Alpha 1-proteinase inhibitor is a major serine proteinase inhibitor in the human cornea involved in the protection of the avascular corneal tissue against proteolytic damage. This inhibitor is upregulated systemically during infection, inflammation and injury. Cytokines that mediate the acute phase response such as IL-1beta and IL-2 increased alpha1-proteinase inhibitor present in corneal organ culture media. This released inhibitor represented mainly newly synthesized protein. However, IL-6, a general inducer of the acute phase response that upregulates alpha1-proteinase inhibitor in all other tissues and cells tested, failed to alter corneal alpha1-proteinase inhibitor levels over the tested period of 24 h. In addition to IL-1beta and IL-2, alpha1-proteinase inhibitor levels in the corneal organ culture medium increased following the addition of FGF-2 and IGF-I. The effect of the above growth factors and cytokines was relatively fast with maximal induction observed within the first 5 h. Among the tested growth factors and cytokines, IL-1beta was the most potent and increased total corneal alpha1-proteinase inhibitor levels approximately 2.4-fold in the cornea organ culture medium. Newly, synthesized alpha1-proteinase secreted into the medium increased 3.9-fold. In addition to the effect on corneal alpha1-proteinase inhibitor, IL-1beta also increased the amount of alpha1-proteinase inhibitor released by monocytes and macrophages but not by HepG2, CaCo2, and MCF-7 cells within 24 h. These results suggest that the cornea can locally control levels of alpha1-proteinase inhibitor in response to an inflammatory insult.
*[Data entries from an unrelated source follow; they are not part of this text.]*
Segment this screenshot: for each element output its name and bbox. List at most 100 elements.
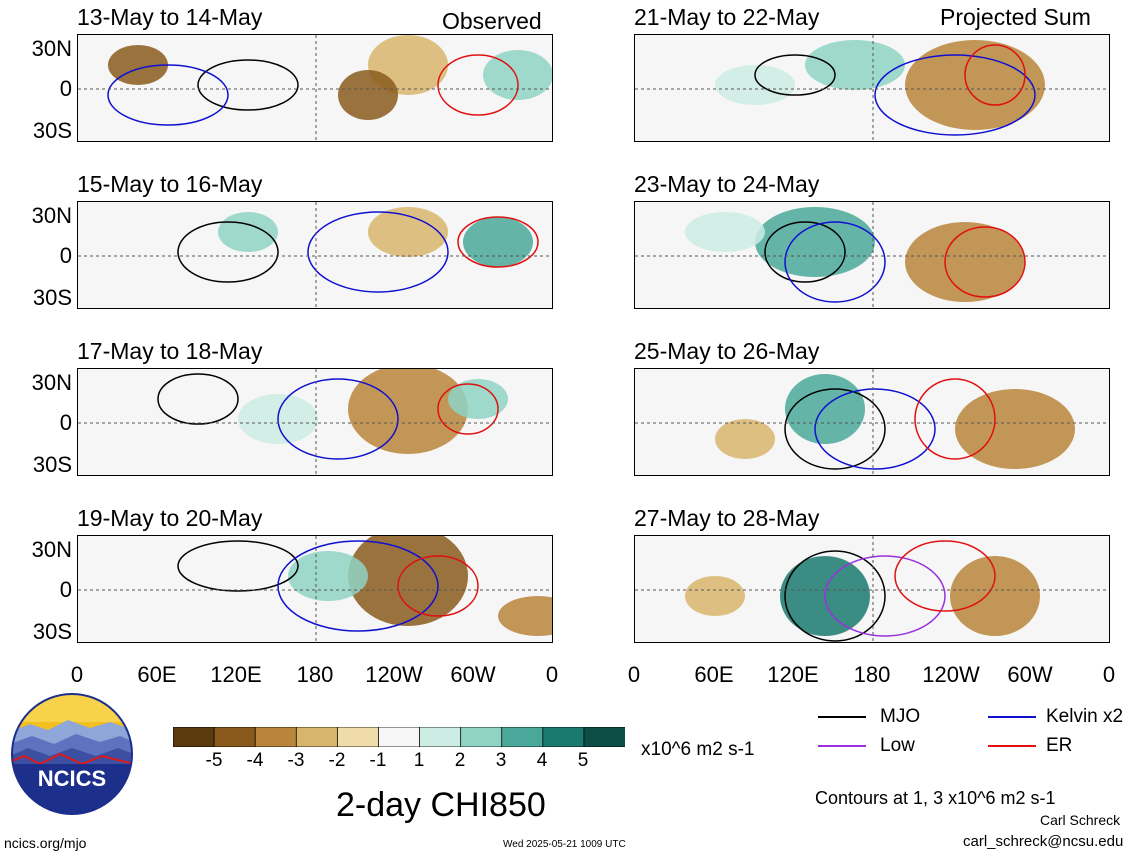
colorbar-swatch [419,726,462,748]
colorbar-label: 1 [413,750,425,771]
wave-contour [764,221,846,283]
wave-contour [784,550,886,642]
wave-contour [197,59,299,111]
panel-2-field [635,35,1109,141]
panel-2-date: 21-May to 22-May [634,4,820,30]
colorbar-swatch [172,726,215,748]
legend-swatch-low [818,745,866,747]
panel-1-date: 13-May to 14-May [77,4,263,30]
lat-label-30n: 30N [31,203,72,228]
lon-label-0: 0 [627,662,641,687]
wave-contour [944,226,1026,298]
legend-label-er: ER [1046,735,1073,756]
colorbar-label: -1 [369,750,387,771]
legend-label-mjo: MJO [880,706,921,727]
wave-contour [894,540,996,612]
panel-2-tag: Projected Sum [940,4,1091,30]
wave-contour [277,540,439,632]
panel-7-field [78,536,552,642]
legend-label-kelvin: Kelvin x2 [1046,706,1124,727]
anomaly-shading [715,65,795,105]
colorbar-label: 5 [577,750,589,771]
wave-contour [964,44,1026,106]
colorbar-swatch [460,726,503,748]
lon-label-0-end: 0 [545,662,559,687]
ncics-logo: NCICS [10,692,134,816]
colorbar-swatch [213,726,257,748]
map-panel-7 [77,535,553,643]
panel-1-tag: Observed [442,8,542,34]
colorbar-swatch [583,726,626,748]
anomaly-shading [463,217,533,267]
wave-contour [157,373,239,425]
colorbar-label: -3 [287,750,305,771]
lon-label-120e: 120E [210,662,262,687]
lon-label-60e: 60E [694,662,734,687]
wave-contour [814,388,936,470]
lon-label-180: 180 [853,662,891,687]
anomaly-shading [685,212,765,252]
anomaly-shading [755,207,875,277]
lat-label-30s: 30S [32,619,72,644]
panel-1-field [78,35,552,141]
map-panel-6 [634,368,1110,476]
anomaly-shading [368,207,448,257]
logo-text: NCICS [38,766,106,791]
lat-label-30s: 30S [32,285,72,310]
figure-title: 2-day CHI850 [336,786,546,824]
map-panel-2 [634,34,1110,142]
anomaly-shading [715,419,775,459]
lat-label-30s: 30S [32,452,72,477]
lon-label-0: 0 [70,662,84,687]
anomaly-shading [785,374,865,444]
colorbar-units: x10^6 m2 s-1 [641,739,755,760]
lon-label-120w: 120W [922,662,980,687]
contours-note: Contours at 1, 3 x10^6 m2 s-1 [815,788,1056,808]
wave-contour [754,54,836,96]
lon-label-180: 180 [296,662,334,687]
map-panel-4 [634,201,1110,309]
wave-contour [437,383,499,435]
colorbar-label: -4 [246,750,264,771]
legend-swatch-kelvin [988,716,1036,718]
panel-4-date: 23-May to 24-May [634,171,820,197]
anomaly-shading [805,40,905,90]
panel-6-date: 25-May to 26-May [634,338,820,364]
panel-8-date: 27-May to 28-May [634,505,820,531]
map-panel-5 [77,368,553,476]
lat-label-eq: 0 [59,243,72,268]
panel-3-field [78,202,552,308]
colorbar-label: -5 [205,750,223,771]
colorbar-swatch [501,726,544,748]
wave-contour [277,378,399,460]
anomaly-shading [483,50,552,100]
lat-label-eq: 0 [59,76,72,101]
panel-5-field [78,369,552,475]
map-panel-3 [77,201,553,309]
lon-label-60e: 60E [137,662,177,687]
lon-label-120e: 120E [767,662,819,687]
anomaly-shading [498,596,552,636]
lon-label-0-end: 0 [1102,662,1116,687]
anomaly-shading [348,536,468,626]
wave-contour [107,64,229,126]
website-link[interactable]: ncics.org/mjo [4,835,87,851]
map-panel-8 [634,535,1110,643]
author-name: Carl Schreck [1040,812,1121,828]
wave-contour [177,540,299,592]
wave-contour [457,216,539,268]
panel-6-field [635,369,1109,475]
wave-contour [437,54,519,116]
colorbar-swatch [295,726,339,748]
colorbar-swatch [336,726,380,748]
author-email[interactable]: carl_schreck@ncsu.edu [963,833,1124,850]
lat-label-30n: 30N [31,36,72,61]
wave-contour [784,221,886,303]
wave-contour [177,221,279,283]
colorbar [172,726,626,748]
anomaly-shading [338,70,398,120]
lon-label-60w: 60W [450,662,496,687]
legend-label-low: Low [880,735,915,756]
colorbar-label: -2 [328,750,346,771]
anomaly-shading [348,369,468,454]
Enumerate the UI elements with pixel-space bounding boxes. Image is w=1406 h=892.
Retinol and retinaldehyde specifically increase alpha1-proteinase inhibitor in the human cornea.

alpha1-Proteinase inhibitor is a serpin and can inhibit most serine proteinases. The cornea is one of several extrahepatic tissues that synthesizes this inhibitor. In the presence of retinol, corneal alpha1-proteinase inhibitor levels were increased 3.8-fold. The maximal response was achieved 2 h after the addition of retinol (1 microM final concentration) to the culture medium. A similar increase in alpha1-proteinase inhibitor was observed with retinaldehyde (1 nM final concentration). Concentrations of alpha1-proteinase inhibitor in other tested cells (Hep G2, CaCo 2, MCF-7, monocytes and macrophages) remained unchanged in the presence of retinol. Retinoic acid did not affect alpha1-proteinase inhibitor levels in the cornea or the other cells tested. The acute-phase cytokine, interleukin-6, increased alpha1-proteinase inhibitor levels in all tested tissues/cells except the cornea. These results demonstrate that alpha1-proteinase inhibitor levels are controlled differently in the cornea compared with other tissues/cells. alpha1-Proteinase inhibitor is the first protein identified whose levels are regulated by a mechanism supported by retinol and retinaldehyde but not retinoic acid.
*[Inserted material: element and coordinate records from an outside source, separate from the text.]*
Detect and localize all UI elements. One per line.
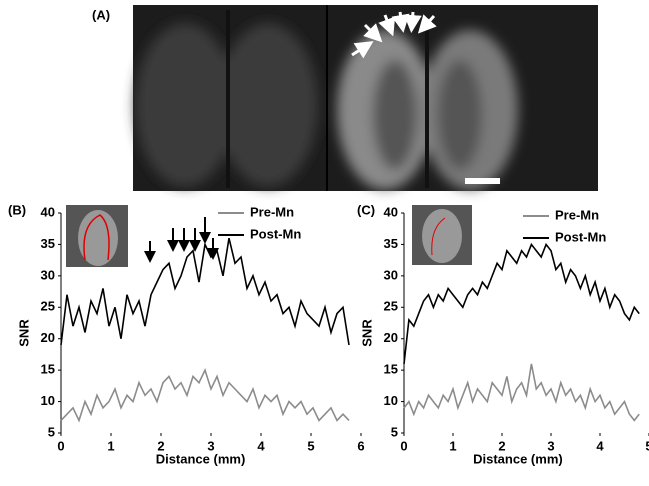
- data-line: [60, 367, 350, 423]
- x-tick-label: 4: [596, 438, 604, 453]
- y-tick-label: 25: [384, 299, 398, 314]
- data-line: [403, 242, 640, 364]
- y-tick-label: 5: [391, 424, 398, 439]
- x-tick-label: 5: [645, 438, 649, 453]
- y-tick-label: 10: [384, 393, 398, 408]
- mri-image: [133, 5, 598, 191]
- inset-c: [412, 205, 472, 265]
- x-tick-label: 2: [498, 438, 505, 453]
- legend-label: Pre-Mn: [250, 204, 294, 219]
- x-axis-label: Distance (mm): [156, 451, 246, 466]
- y-tick-label: 30: [384, 267, 398, 282]
- x-tick-label: 0: [57, 438, 64, 453]
- y-tick-label: 10: [41, 393, 55, 408]
- peak-arrows: [144, 217, 219, 263]
- legend-label: Post-Mn: [250, 226, 301, 241]
- y-tick-label: 40: [384, 204, 398, 219]
- panel-label: (B): [8, 202, 26, 217]
- legend-label: Pre-Mn: [555, 207, 599, 222]
- panel-label: (A): [92, 7, 110, 22]
- x-axis-label: Distance (mm): [473, 451, 563, 466]
- y-tick-label: 25: [41, 299, 55, 314]
- x-tick-label: 3: [547, 438, 554, 453]
- x-tick-label: 2: [157, 438, 164, 453]
- x-tick-label: 1: [107, 438, 114, 453]
- y-tick-label: 20: [384, 330, 398, 345]
- y-tick-label: 35: [384, 236, 398, 251]
- x-tick-label: 1: [449, 438, 456, 453]
- y-tick-label: 15: [41, 362, 55, 377]
- x-tick-label: 4: [257, 438, 265, 453]
- x-tick-label: 5: [307, 438, 314, 453]
- x-tick-label: 3: [207, 438, 214, 453]
- x-tick-label: 0: [400, 438, 407, 453]
- y-tick-label: 30: [41, 267, 55, 282]
- y-tick-label: 15: [384, 362, 398, 377]
- inset-b: [66, 205, 128, 267]
- panel-label: (C): [357, 202, 375, 217]
- x-tick-label: 6: [357, 438, 364, 453]
- data-line: [60, 237, 350, 346]
- y-tick-label: 40: [41, 204, 55, 219]
- y-tick-label: 35: [41, 236, 55, 251]
- legend-label: Post-Mn: [555, 229, 606, 244]
- y-axis-label: SNR: [359, 319, 374, 347]
- y-tick-label: 5: [48, 424, 55, 439]
- data-line: [403, 363, 640, 422]
- y-axis-label: SNR: [16, 319, 31, 347]
- y-tick-label: 20: [41, 330, 55, 345]
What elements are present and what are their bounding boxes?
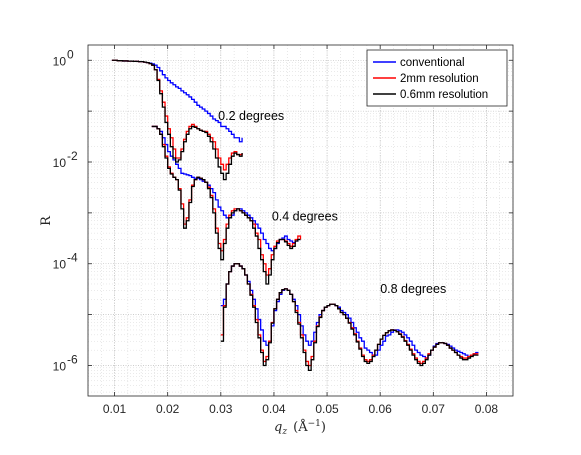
y-tick-label-exp: -4 xyxy=(67,251,78,265)
plot-frame xyxy=(87,44,514,397)
series-line-2-1 xyxy=(151,125,301,285)
x-tick-label: 0.01 xyxy=(103,402,127,416)
y-tick-label: 10 xyxy=(53,258,67,272)
x-tick-label: 0.04 xyxy=(262,402,286,416)
x-tick-labels: 0.01 0.02 0.03 0.04 0.05 0.06 0.07 0.08 xyxy=(103,402,499,416)
x-axis-title-sub: z xyxy=(281,427,287,437)
series-line-2-2 xyxy=(220,263,479,372)
legend-label-2mm: 2mm resolution xyxy=(400,73,479,85)
y-tick-label-base: 10 xyxy=(53,54,67,68)
x-axis-title-close: ) xyxy=(321,420,326,435)
x-tick-label: 0.07 xyxy=(422,402,446,416)
series-layer xyxy=(111,59,479,372)
series-line-0-2 xyxy=(220,263,479,359)
series-line-2-0 xyxy=(111,59,243,181)
x-tick-label: 0.05 xyxy=(315,402,339,416)
x-axis-title-rest: (Å xyxy=(293,419,308,435)
x-tick-label: 0.03 xyxy=(209,402,233,416)
x-tick-label: 0.06 xyxy=(369,402,393,416)
annotation-label: 0.4 degrees xyxy=(272,209,338,223)
x-tick-label: 0.08 xyxy=(475,402,499,416)
annotations: 0.2 degrees 0.4 degrees 0.8 degrees xyxy=(218,109,446,296)
annotation-label: 0.8 degrees xyxy=(380,282,446,296)
x-axis-title-sup: −1 xyxy=(308,419,321,429)
y-tick-label-exp: 0 xyxy=(67,47,74,61)
y-tick-label-base: 10 xyxy=(53,156,67,170)
minor-grid xyxy=(87,45,514,396)
y-tick-label-base: 10 xyxy=(53,359,67,373)
y-tick-label: 10 xyxy=(53,156,67,170)
y-tick-label-base: 10 xyxy=(53,258,67,272)
y-axis-title: R xyxy=(39,215,54,226)
y-tick-label-exp: -2 xyxy=(67,149,78,163)
annotation-label: 0.2 degrees xyxy=(218,109,284,123)
legend-label-conventional: conventional xyxy=(400,57,465,69)
axis-ticks xyxy=(88,45,513,396)
y-tick-label: 10 xyxy=(53,359,67,373)
legend-label-0.6mm: 0.6mm resolution xyxy=(400,89,488,101)
x-axis-title: qz (Å−1) xyxy=(274,419,326,437)
x-axis-title-main: q xyxy=(274,420,282,435)
y-tick-label-exp: -6 xyxy=(67,352,78,366)
legend: conventional 2mm resolution 0.6mm resolu… xyxy=(366,49,508,107)
x-tick-label: 0.02 xyxy=(156,402,180,416)
y-tick-label: 10 xyxy=(53,54,67,68)
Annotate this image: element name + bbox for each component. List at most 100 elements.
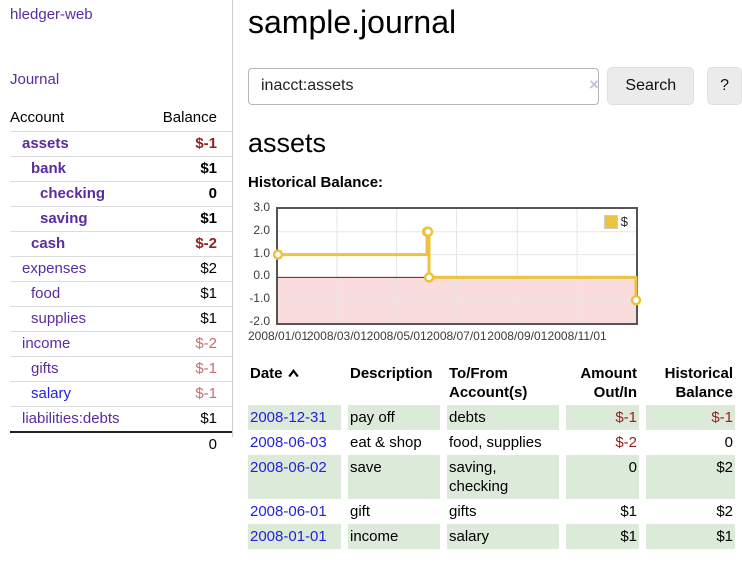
account-row: saving $1 <box>10 206 232 232</box>
account-balance: $1 <box>146 306 232 332</box>
transaction-accounts: debts <box>447 405 559 430</box>
transaction-date-link[interactable]: 2008-12-31 <box>250 409 327 426</box>
y-axis-tick: 1.0 <box>253 245 270 260</box>
transaction-balance: $1 <box>646 524 735 549</box>
x-axis-tick: 2008/03/01 <box>306 329 367 343</box>
accounts-total-value: 0 <box>146 431 232 457</box>
transaction-date-link[interactable]: 2008-06-01 <box>250 503 327 520</box>
account-balance: $-2 <box>146 231 232 257</box>
register-header-date[interactable]: Date <box>248 361 341 405</box>
y-axis-tick: -2.0 <box>249 314 270 328</box>
clear-search-icon[interactable]: × <box>589 75 599 94</box>
account-heading: assets <box>248 128 327 158</box>
account-row: bank $1 <box>10 156 232 182</box>
account-link[interactable]: salary <box>31 385 72 402</box>
account-balance: $-1 <box>146 356 232 382</box>
transaction-description: income <box>348 524 440 549</box>
sidebar: hledger-web Journal Account Balance asse… <box>0 0 233 457</box>
account-balance: $1 <box>146 281 232 307</box>
account-link[interactable]: gifts <box>31 360 59 377</box>
account-row: checking 0 <box>10 181 232 207</box>
account-row: cash $-2 <box>10 231 232 257</box>
account-row: gifts $-1 <box>10 356 232 382</box>
account-row: assets $-1 <box>10 131 232 157</box>
transaction-row: 2008-06-01 gift gifts $1 $2 <box>248 499 735 524</box>
register-header-tofrom: To/From Account(s) <box>449 365 528 401</box>
chart-plot-area[interactable] <box>272 207 642 325</box>
account-balance: $1 <box>146 406 232 432</box>
account-link[interactable]: bank <box>31 160 67 177</box>
account-balance: $1 <box>146 206 232 232</box>
account-row: salary $-1 <box>10 381 232 407</box>
account-row: supplies $1 <box>10 306 232 332</box>
transaction-balance: 0 <box>724 434 733 451</box>
x-axis-tick: 2008/07/01 <box>426 329 487 343</box>
account-balance: $1 <box>146 156 232 182</box>
accounts-header-account: Account <box>10 109 65 126</box>
account-balance: $-1 <box>146 131 232 157</box>
transaction-accounts: gifts <box>449 503 477 520</box>
transaction-amount: 0 <box>566 455 639 499</box>
x-axis-tick: 2008/11/01 <box>547 329 607 343</box>
transaction-description: pay off <box>348 405 440 430</box>
x-axis-tick: 2008/09/01 <box>487 329 548 343</box>
transaction-amount: $-2 <box>615 434 637 451</box>
chart-label: Historical Balance: <box>248 174 384 191</box>
register-table: Date Description To/From Account(s) Amount Ou… <box>241 361 742 549</box>
account-row: liabilities:debts $1 <box>10 406 232 432</box>
account-row: expenses $2 <box>10 256 232 282</box>
account-link[interactable]: checking <box>40 185 106 202</box>
account-balance: $2 <box>146 256 232 282</box>
account-link[interactable]: income <box>22 335 71 352</box>
search-button[interactable]: Search <box>607 67 695 105</box>
register-header-amount: Amount Out/In <box>580 365 637 401</box>
account-link[interactable]: cash <box>31 235 66 252</box>
register-header-description: Description <box>350 365 433 382</box>
x-axis-tick: 2008/05/01 <box>366 329 427 343</box>
register-header-historical: Historical Balance <box>664 365 733 401</box>
y-axis-tick: 0.0 <box>253 268 270 283</box>
transaction-accounts: food, supplies <box>449 434 542 451</box>
transaction-row: 2008-06-03 eat & shop food, supplies $-2 0 <box>248 430 735 455</box>
transaction-description: gift <box>350 503 371 520</box>
register-header-row: Date Description To/From Account(s) Amount Ou… <box>248 361 735 405</box>
transaction-balance: $2 <box>646 455 735 499</box>
page-title: sample.journal <box>248 4 457 40</box>
account-link[interactable]: assets <box>22 135 69 152</box>
transaction-balance: $2 <box>716 503 733 520</box>
y-axis-tick: 3.0 <box>253 200 270 214</box>
accounts-header-balance: Balance <box>162 109 217 126</box>
account-row: food $1 <box>10 281 232 307</box>
sort-ascending-icon <box>287 368 299 378</box>
account-row: income $-2 <box>10 331 232 357</box>
account-link[interactable]: expenses <box>22 260 87 277</box>
transaction-amount: $1 <box>620 503 637 520</box>
account-balance: $-1 <box>146 381 232 407</box>
chart-legend: $ <box>603 214 628 229</box>
search-form: × Search ? <box>248 67 742 105</box>
account-link[interactable]: saving <box>40 210 88 227</box>
account-link[interactable]: liabilities:debts <box>22 410 120 427</box>
transaction-date-link[interactable]: 2008-01-01 <box>250 528 327 545</box>
y-axis-tick: -1.0 <box>249 291 270 306</box>
search-input[interactable] <box>248 67 600 105</box>
balance-line-chart <box>272 209 642 323</box>
account-link[interactable]: food <box>31 285 61 302</box>
transaction-date-link[interactable]: 2008-06-02 <box>250 459 327 476</box>
legend-label: $ <box>620 214 628 229</box>
transaction-description: eat & shop <box>350 434 422 451</box>
transaction-description: save <box>348 455 440 499</box>
account-balance: $-2 <box>146 331 232 357</box>
transaction-accounts: saving, checking <box>447 455 559 499</box>
accounts-table: Account Balance assets $-1 bank $1 checking 0… <box>10 105 232 457</box>
app-title-link[interactable]: hledger-web <box>10 6 93 23</box>
y-axis-tick: 2.0 <box>253 222 270 237</box>
transaction-date-link[interactable]: 2008-06-03 <box>250 434 327 451</box>
x-axis-tick: 2008/01/01 <box>247 329 309 343</box>
transaction-row: 2008-06-02 save saving, checking 0 $2 <box>248 455 735 499</box>
account-link[interactable]: supplies <box>31 310 87 327</box>
sidebar-item-journal[interactable]: Journal <box>10 71 60 88</box>
transaction-amount: $-1 <box>566 405 639 430</box>
transaction-accounts: salary <box>447 524 559 549</box>
help-button[interactable]: ? <box>707 67 742 105</box>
Corneal synthesis of alpha 1-proteinase inhibitor (alpha 1-antitrypsin).

PURPOSE: To determine if the cornea synthesizes alpha 1-proteinase inhibitor (alpha 1-antitrypsin). METHODS: Human corneas were placed in organ culture for 24 hours in the presence of 35S-methionine to radiolabel corneal proteins. Monoclonal antibodies were used to precipitate labeled alpha 1-proteinase inhibitor. The immunologically isolated inhibitor was electrophoresed on polyacrylamide gels and visualized by autoradiography or by staining for protein. Human corneas were also fixed with formalin and imbedded in paraffin. Sections were probed with 3H-labeled complementary DNA probes to the coding region of alpha 1-proteinase inhibitor. RESULTS: Metabolically labeled alpha 1-proteinase inhibitor was recovered from organ-cultured corneas and the cornea-conditioned medium. Specific messenger RNA was observed in the cornea by in situ hybridization most prominently in corneal epithelial cells. CONCLUSIONS: alpha 1-Proteinase inhibitor is synthesized and released by human corneal epithelial cells. These results indicate that the cornea has the ability to locally control degradation through synthesis of this inhibitor without total dependence on a supply of the inhibitor from the vascular system.